Linear Recurrence - Form not familiar

Question

To start off, I am not looking for the answers to this question, only a how-to. I would like to figure out the solutions myself, but I don't know where to start with this one. The form described was not covered in the lecture and I have not been able to find it by searching, so I am reaching out so that maybe someone can show me how to do this type of problem.

The question is as follows:
Find the solution to the following linear, homogeneous recurrence with constant coefficients: $a_{n}=-9a_{n-2}$ for $n\geq 2$ with initial conditions $a_{0}=-2, a_{1}=24$. The solution is of the form:

$$a_{n}=(\alpha +i\beta )(ir)^{n}+(\alpha -i\beta )(-ir)^{n}$$

for suitable real constants $\alpha, \beta, r$. Find these constants and enter their values:
$r=$
$\alpha=$
$\beta=$
The solution can also be written in piecewise form and purely in terms of real numbers:
$$a_{n}=\left\{\begin{matrix} c_{1}r^{n}, &for\, n\, mod\, 4=0 \\ c_{2}r^{n}, &for\, n\, mod\, 4=1 \\ c_{3}r^{n}, &for\, n\, mod\, 4=2 \\ c_{4}r^{n}, &for\, n\, mod\, 4=3 \end{matrix}\right.$$
for suitable real constants $c_{1}, c_{2}, c_{3}, c_{4}$. Find these constants as well.

Thank you!

Answer 1

We use the method of characteristic polynomials, by looking for solutions of the type $a_n=c^n$. Substituting in the recurrence, we get $c^n=-9c^{n-2}$. Dividing through by $c^{n-2}$ we get $c^2+9=0$, which has the roots $c=3i$ and $c=-3i$. So, by general theory, the general solution of our recurrence is $$a_b=A(3i)^n+B(-3i)^n,\tag{1}$$ where $A$ and $B$ are arbitrary constants. We could have done this part more quickly by noting that the characteristic polynomial of the recurrence is $x^2+9$.

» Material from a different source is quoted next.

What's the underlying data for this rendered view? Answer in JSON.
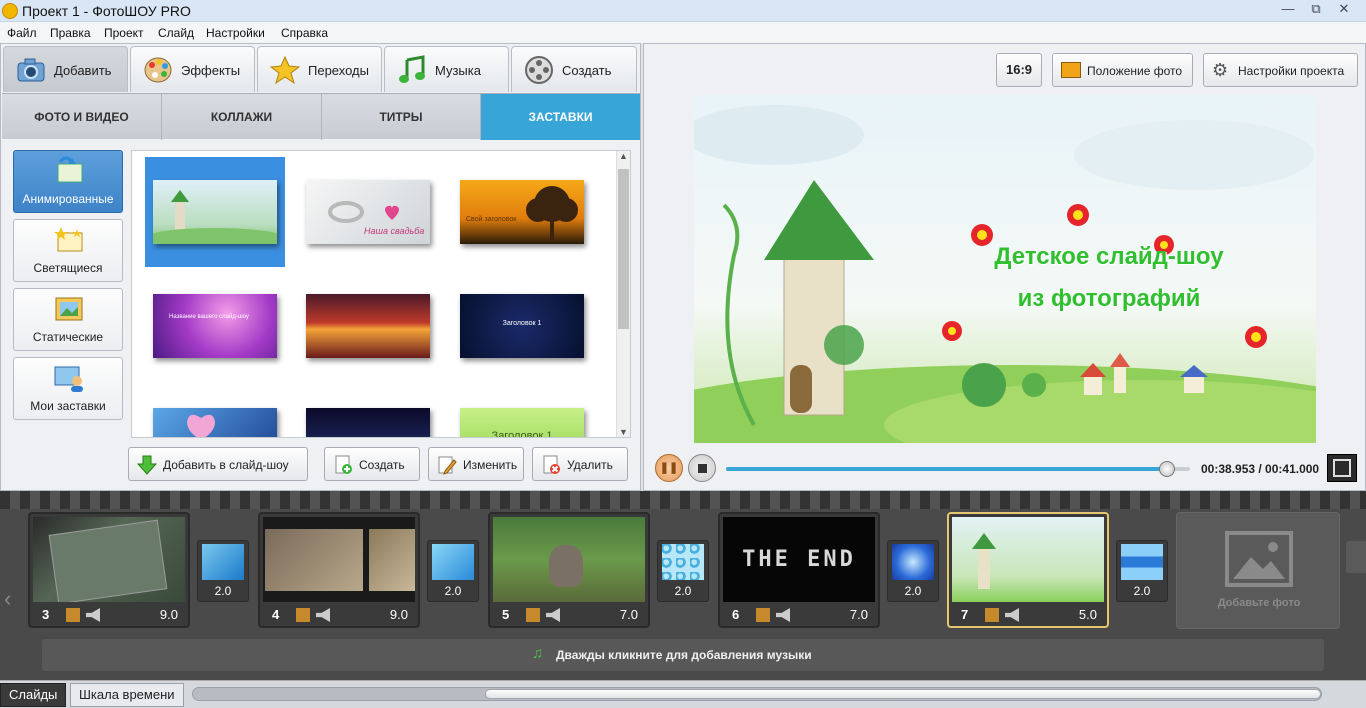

To find the constants $A$ and $B$ in our case, we use the initial value $a_0=-2$ and $a_1=24$. Substituting in (1), we find that $A+B=-2$ and $3iA-3iB=24$. The second equation simplifies to $A-B=-8i$, and now we can solve for $A$ and $B$, and find the $\alpha$ and $\beta$ mentioned in the problem statement.

The solution to a "real" problem we have obtained involves complex numbers, and one may consider that unattractive. To eliminate mention of $i$, note that $i^n=1$ if $n$ is divisible by $4$, and $i^n=i$ if $n$ has remainder $1$ on division by $4$, and $i^n=-1$ if $n$ has remainder $2$, and $i^n=-i$ if $i$ has remainder $3$.

For each of these cases, calculate. Let's do the case $n$ has remainder $1$ on division by $4$. Then $(\alpha+\beta i)(3i)^n=3^n(\alpha i-\beta )$, and $(\alpha-\beta i)(-3i)^n=3^n(-\alpha i-\beta)$. Adding, we obtain an $i$-free expression for $a_n$.

The other three cases are similar.

Answer 2

Maybe this isn't the solution that you were looking for because I'm solving this mostly with pre-calculus, but it works, so hopefully it gives you insight into a solution with whatever linear recurrences and characteristic polynomials are. Also, I know this is a long hint, but I don't actually go through and find all of the solutions here. I leave most of the hard work for you.

Consider $a_{2k}$ for $k \in \Bbb{N}$. $a_{2k}=-9a_{2k-2}$. Clearly, this is an exponential series where the ratio is repeated every two terms, so $a_{2k}=a_0 (-9)^k$. Notice that we start with $a_0$ and then, since the ratio is multiplied every $2$ terms, multiply $-9$ for every time $2$ goes into $2k$, or $\frac{2k}{2}=k$.

Thus, if $n=4k$ ($n \equiv 0 \pmod 4$), then $a_{4k}=a_0(-9)^{2k}$. Use this to find $c_1$ and $r$. Also, if $a=4k+2$ ($n \equiv 1 \pmod 4$), then $a_{4k+2}=a_0(-9)^{2k+1}$. Use this to find $c_3$.

Now, similarly, if we consider $a_{2k+1}$, we find that $a_{2k+1}=a_1(-9)^k$. Thus, if $n=4k+1$ ($n \equiv 1 \pmod 4$), $a_{4k+1}=a_1(-9)^{2k}$, from which we can find $c_2$, and if if $n=4k+3$ ($n \equiv 3 \pmod 4$), $a_{4k+3}=a_1(-9)^{2k+1}$, from which we can find $c_4$.

Now, let's try to find $\alpha$ and $\beta$ from the first equation given: $$a_n=(\alpha+i\beta)(ir^n)+(\alpha-i\beta)(-ir^n)$$

Factor out $r^n$: $$a_n=((\alpha+i\beta)i^n+(\alpha-i\beta)(-i)^n)r^n$$

It's easy to see that if $n=4k$ ($n \equiv 0 \pmod 4$), then $((\alpha+i\beta)i^n+(\alpha-i\beta)(-i)^n)=c_1$. Similar things can be said for $n=4k+1$ for $c_2$, $n=4k+2$ for $c_3$, and $n=4k+3$ for $c_4$. You know have two unknowns, $\alpha$ and $\beta$, with four different equations. You need to solve these equations for $\alpha$ and $\beta$. Although you have more equations than unknowns, there is a unique valid solution for $\alpha$ and $\beta$, so if you found $c_1$, $c_2$, $c_3$, and $c_4$ correctly, this will not cause a contradiction.